Located in the heart of La Candelaria just one block away from the Plaza de Bolivar, lies one of the oldest and most important gastronomic and historical establishments of Bogota. No it’s not some tacky tourist hang out spot where people just go for their usual selfie opp. There’s no takeaway postcard or souvenir. Just simple Santafereño (Bogotano) home cooking for hungry patrons who value tradition and quality. I’m talking about a cosy little eatery/restaurant called La Puerta Falsa.
Looking at it from the outside, most people would probably mistake it for one of the many classic Spanish colonial homes that line the streets of the city’s historic centre. It’s a tiny establishment, with a wooden bar on the right that seats about ten people and a small staircase which leads to an upper level that manages to squeeze in three tables. While one may think that with all the traffic that comes through the door, why not expand? My only guess is that the owners have intended to preserve its humble and intimate ambience, upholding its reputation as being a traditional family-owned Colombian eatery rather than a full blown restaurant.
The story of La Puerta Falsa stretches back almost 200 years. Its name was adopted as the church across the street had fake doors built on the outside which were used as a defence mechanism to mislead attackers to the city. As the eatery didn’t have a name at the time, locals started referring to it as La Puerta Falsa (the fake door) which officially became its name in 1816 when the current owner’s great great grandparents registered the family business. Generations upon generations of Bogotanos from every day locals to well-known writers, actors and ex-presidents have passed through the doors of this gastronomic icon in order to fill their bellies with classic Bogotano favourites such as its famous Tamales.

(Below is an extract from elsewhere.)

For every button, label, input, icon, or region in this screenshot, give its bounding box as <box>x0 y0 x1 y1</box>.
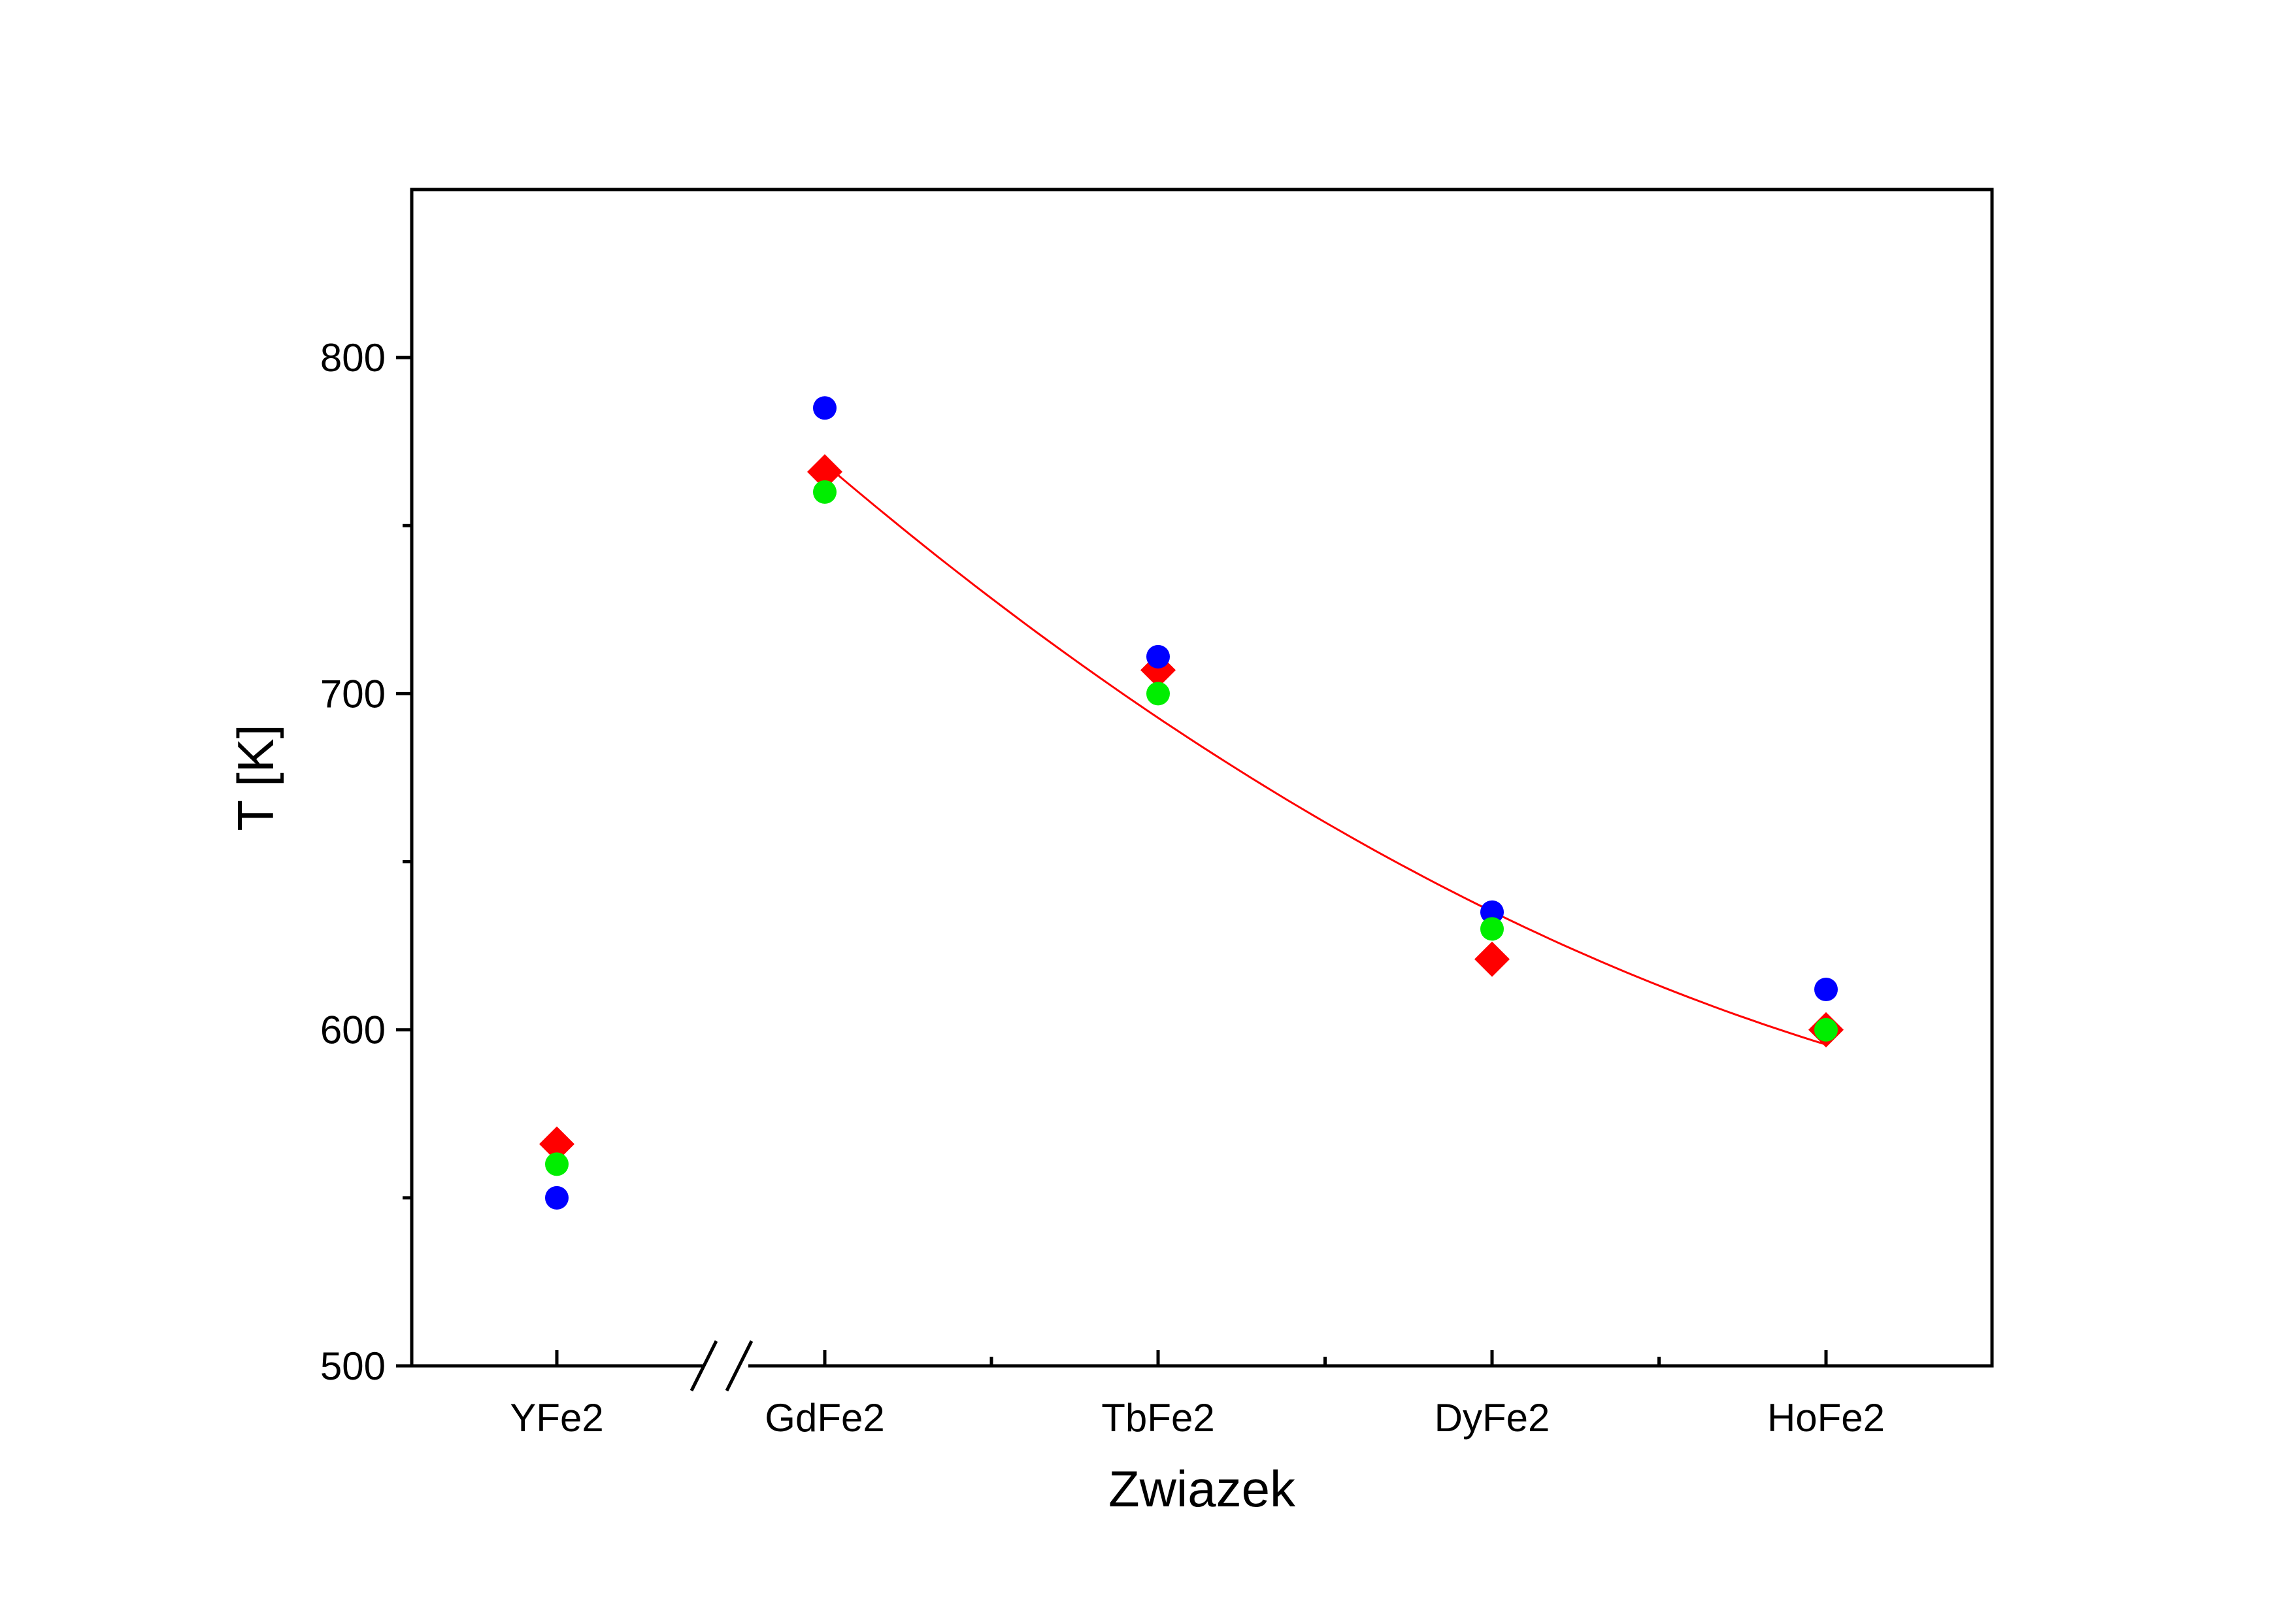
data-point-circle <box>545 1152 569 1176</box>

While the options are not many, the secret of La Puerta’s success lies in its history. We’re talking about two centuries worth of tightly kept family recipes here with traditional dishes on offer such as chocolate completo (Colombian style hot chocolate), agua de panela completa (a hot drink made of panela) and Ajiaco. While these options are all great, most people flock to La Puerta Falsa for its Tamales. These things are so goddamn delicious that they top many locals’ “best tamal in Bogota” lists. I remember the first time I tried La Puerta’s tamal and thinking goodness this is how all Colombian tamales should taste like.
The other dish that’s worth trying is the chocolate completo which comes with hot chocolate, cheese, bread and almojabana (kind of a mix between a sponge cake and cheese bread). It may sound strange to some people but Colombians often drink hot chocolate for breakfast.That’s not even the strange part. They put chunks of cheese in it too. The idea is to scoop out bits of melted cheese from the bottom while you sip on your hot beverage. Coming from a western background where coffee is about as exciting as far as breakfast beverages go, this was a real gastural (gastro and cultural) shock to me. It still doesn’t make any sense to me to have melted cheese sitting at the bottom of a hot mug of hot chocolate but I’ve somehow taken a liking to it. I guess you’ll just have to try it out for yourself.
On your way out, make sure you check out at least one of the many traditional sweets they have on display.